Es indiscutible que, para conciliar las necesidades de los economistas y los ambientalistas, es necesario mejorar la capacidad del sistema económico para producir valor de una manera ambientalmente sostenible. Pero ¿es esto posible?

La respuesta afirmativa tradicional viene justificada con la referencia a la llamada «curva de Kuznets», o la supuesta «relación de U invertida» que existiría entre el ingreso per cápita y las emisiones de dióxido de carbono por empleado. Según este enfoque, el desarrollo económico en sí mismo contribuiría a resolver el problema, lo que llevaría a la disminución de los impactos ambientales. Numerosos estudios empíricos documentan la existencia de esta relación en diferentes períodos históricos y para diferentes muestras de países considerados. Ya hemos mencionado cómo el Londres de hoy no recuerda en nada al de un siglo pasado en cuanto a la polución se refiere.

La curva de Kuznets muestra que moviéndose hacia la derecha desde los niveles más bajos de ingreso per cápita, la intensidad de la contaminación aumenta inicialmente. El problema del desarrollo económico es, de hecho, la preocupación dominante de los ciudadanos, y la economía se caracteriza por la prevalencia del sector agrícola e industrial. Una vez que se supera el punto máximo de la curva, cuando el ingreso per cápita continúa aumentando a partir de niveles ya altos, los ciudadanos que ya han alcanzado un nivel razonable de bienestar ahora exigen calidad de vida, control de la contaminación y espacios verdes, y la economía evoluciona hacia la prevalencia del sector servicios.

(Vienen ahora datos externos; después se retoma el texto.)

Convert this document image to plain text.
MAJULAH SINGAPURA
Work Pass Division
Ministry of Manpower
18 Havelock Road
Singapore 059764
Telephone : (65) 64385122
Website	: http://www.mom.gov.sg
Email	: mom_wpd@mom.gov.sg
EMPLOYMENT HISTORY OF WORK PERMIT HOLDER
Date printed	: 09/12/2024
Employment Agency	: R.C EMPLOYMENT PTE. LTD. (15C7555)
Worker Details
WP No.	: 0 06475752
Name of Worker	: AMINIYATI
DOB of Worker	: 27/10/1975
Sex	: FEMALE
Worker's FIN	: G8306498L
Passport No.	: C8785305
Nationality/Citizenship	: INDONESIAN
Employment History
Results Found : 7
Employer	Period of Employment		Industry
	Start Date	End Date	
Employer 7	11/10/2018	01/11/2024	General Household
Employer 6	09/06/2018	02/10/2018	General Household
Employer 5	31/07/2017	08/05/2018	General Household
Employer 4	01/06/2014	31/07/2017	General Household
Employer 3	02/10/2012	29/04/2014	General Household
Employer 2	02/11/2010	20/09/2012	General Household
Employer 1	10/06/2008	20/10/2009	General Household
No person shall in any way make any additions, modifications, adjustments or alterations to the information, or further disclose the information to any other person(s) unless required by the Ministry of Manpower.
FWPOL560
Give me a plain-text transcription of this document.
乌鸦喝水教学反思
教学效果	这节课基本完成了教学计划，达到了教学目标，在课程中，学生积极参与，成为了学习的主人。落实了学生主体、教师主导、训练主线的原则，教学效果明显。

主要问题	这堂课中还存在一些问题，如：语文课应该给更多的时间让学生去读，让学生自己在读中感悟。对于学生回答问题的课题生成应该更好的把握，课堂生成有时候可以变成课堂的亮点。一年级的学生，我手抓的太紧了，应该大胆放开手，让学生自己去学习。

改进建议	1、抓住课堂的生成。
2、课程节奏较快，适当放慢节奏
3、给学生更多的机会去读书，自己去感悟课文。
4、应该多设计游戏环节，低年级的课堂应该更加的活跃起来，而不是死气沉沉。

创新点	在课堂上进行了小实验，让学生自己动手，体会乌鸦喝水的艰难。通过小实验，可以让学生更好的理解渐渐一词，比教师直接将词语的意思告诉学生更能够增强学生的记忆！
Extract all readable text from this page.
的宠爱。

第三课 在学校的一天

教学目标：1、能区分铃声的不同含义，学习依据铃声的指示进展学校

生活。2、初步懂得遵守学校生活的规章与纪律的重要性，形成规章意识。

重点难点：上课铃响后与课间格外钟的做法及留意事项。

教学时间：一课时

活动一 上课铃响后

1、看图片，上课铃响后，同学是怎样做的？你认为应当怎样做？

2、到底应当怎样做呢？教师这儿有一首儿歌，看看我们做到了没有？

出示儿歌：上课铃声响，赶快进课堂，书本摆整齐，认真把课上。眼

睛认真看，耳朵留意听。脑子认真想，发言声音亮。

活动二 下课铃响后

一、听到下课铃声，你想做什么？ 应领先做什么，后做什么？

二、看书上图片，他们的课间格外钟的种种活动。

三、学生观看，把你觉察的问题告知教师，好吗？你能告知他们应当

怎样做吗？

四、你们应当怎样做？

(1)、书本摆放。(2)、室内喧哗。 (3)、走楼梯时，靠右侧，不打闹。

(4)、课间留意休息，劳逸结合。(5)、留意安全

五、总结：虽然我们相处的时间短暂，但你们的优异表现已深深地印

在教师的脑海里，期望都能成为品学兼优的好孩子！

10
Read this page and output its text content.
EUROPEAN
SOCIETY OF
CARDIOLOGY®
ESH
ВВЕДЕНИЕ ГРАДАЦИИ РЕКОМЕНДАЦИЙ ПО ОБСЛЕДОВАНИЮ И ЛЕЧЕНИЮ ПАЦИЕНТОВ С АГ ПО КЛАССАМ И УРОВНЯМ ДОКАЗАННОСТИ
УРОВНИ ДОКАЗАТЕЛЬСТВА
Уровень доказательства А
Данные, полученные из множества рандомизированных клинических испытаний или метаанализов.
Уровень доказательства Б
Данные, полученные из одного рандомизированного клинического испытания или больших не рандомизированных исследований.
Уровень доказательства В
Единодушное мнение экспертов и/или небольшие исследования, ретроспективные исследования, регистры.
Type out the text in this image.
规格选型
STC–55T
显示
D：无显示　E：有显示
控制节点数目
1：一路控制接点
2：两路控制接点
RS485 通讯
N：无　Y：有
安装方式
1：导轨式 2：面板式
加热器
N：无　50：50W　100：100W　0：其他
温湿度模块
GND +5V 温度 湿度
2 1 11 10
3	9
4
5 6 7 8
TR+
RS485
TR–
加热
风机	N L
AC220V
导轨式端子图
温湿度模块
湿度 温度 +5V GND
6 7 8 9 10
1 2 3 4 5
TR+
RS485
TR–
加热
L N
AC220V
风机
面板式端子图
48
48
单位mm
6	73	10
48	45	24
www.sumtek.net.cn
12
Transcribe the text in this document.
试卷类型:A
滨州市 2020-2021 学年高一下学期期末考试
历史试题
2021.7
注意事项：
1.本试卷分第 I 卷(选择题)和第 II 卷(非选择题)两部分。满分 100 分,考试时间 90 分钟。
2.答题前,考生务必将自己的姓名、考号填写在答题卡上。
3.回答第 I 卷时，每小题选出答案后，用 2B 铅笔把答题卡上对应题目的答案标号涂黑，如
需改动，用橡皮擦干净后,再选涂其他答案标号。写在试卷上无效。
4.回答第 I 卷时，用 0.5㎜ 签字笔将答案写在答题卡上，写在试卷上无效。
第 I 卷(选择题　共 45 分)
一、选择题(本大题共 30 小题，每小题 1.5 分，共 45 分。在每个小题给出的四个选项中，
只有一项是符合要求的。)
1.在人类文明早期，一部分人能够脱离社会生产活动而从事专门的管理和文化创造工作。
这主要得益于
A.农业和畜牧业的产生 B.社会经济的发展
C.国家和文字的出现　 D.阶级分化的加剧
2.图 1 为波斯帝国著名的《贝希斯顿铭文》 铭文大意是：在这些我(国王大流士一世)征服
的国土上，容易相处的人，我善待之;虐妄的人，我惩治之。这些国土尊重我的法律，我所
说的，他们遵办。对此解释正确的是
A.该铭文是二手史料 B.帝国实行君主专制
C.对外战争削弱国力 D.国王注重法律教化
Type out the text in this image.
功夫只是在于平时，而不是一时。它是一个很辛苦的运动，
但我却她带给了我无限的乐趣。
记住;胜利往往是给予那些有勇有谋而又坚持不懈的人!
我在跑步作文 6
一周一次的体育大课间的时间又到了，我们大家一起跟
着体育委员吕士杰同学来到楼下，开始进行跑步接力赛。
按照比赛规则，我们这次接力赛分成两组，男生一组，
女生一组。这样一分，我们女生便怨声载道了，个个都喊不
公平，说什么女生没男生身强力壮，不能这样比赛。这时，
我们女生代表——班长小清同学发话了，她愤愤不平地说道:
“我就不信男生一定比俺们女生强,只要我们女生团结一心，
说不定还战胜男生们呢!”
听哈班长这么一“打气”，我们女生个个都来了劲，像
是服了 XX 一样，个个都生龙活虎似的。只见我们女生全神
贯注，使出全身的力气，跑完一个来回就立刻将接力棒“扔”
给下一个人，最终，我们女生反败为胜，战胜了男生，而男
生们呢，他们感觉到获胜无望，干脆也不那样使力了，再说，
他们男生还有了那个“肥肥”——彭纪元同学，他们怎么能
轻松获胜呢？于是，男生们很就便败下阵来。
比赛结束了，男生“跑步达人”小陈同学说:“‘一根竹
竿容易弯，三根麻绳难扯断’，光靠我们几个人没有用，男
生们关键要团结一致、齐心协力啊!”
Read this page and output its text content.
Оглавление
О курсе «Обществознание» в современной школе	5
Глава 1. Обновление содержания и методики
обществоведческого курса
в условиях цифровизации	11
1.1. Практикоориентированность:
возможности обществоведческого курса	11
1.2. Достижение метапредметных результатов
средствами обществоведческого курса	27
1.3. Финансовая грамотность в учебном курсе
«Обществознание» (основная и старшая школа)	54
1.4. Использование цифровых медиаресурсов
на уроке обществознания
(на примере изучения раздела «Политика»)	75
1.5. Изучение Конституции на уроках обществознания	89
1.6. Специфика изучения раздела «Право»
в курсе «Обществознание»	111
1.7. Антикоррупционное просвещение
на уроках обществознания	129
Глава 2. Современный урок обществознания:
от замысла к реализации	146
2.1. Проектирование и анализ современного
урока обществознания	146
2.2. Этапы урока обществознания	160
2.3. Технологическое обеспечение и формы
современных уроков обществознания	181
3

La regulación tiende a ser más estricta y la expectativa de un mayor ajuste futuro también se convierte en un incentivo para que las empresas adopten procesos más amigables con el medio ambiente.

Surge inevitable la pregunta de si los resultados de la estimación de la curva de Kuznets nos permiten ser optimistas. ¿Es posible alcanzar la meta de sostenibilidad ambiental simplemente al seguir creciendo? Lamentablemente no.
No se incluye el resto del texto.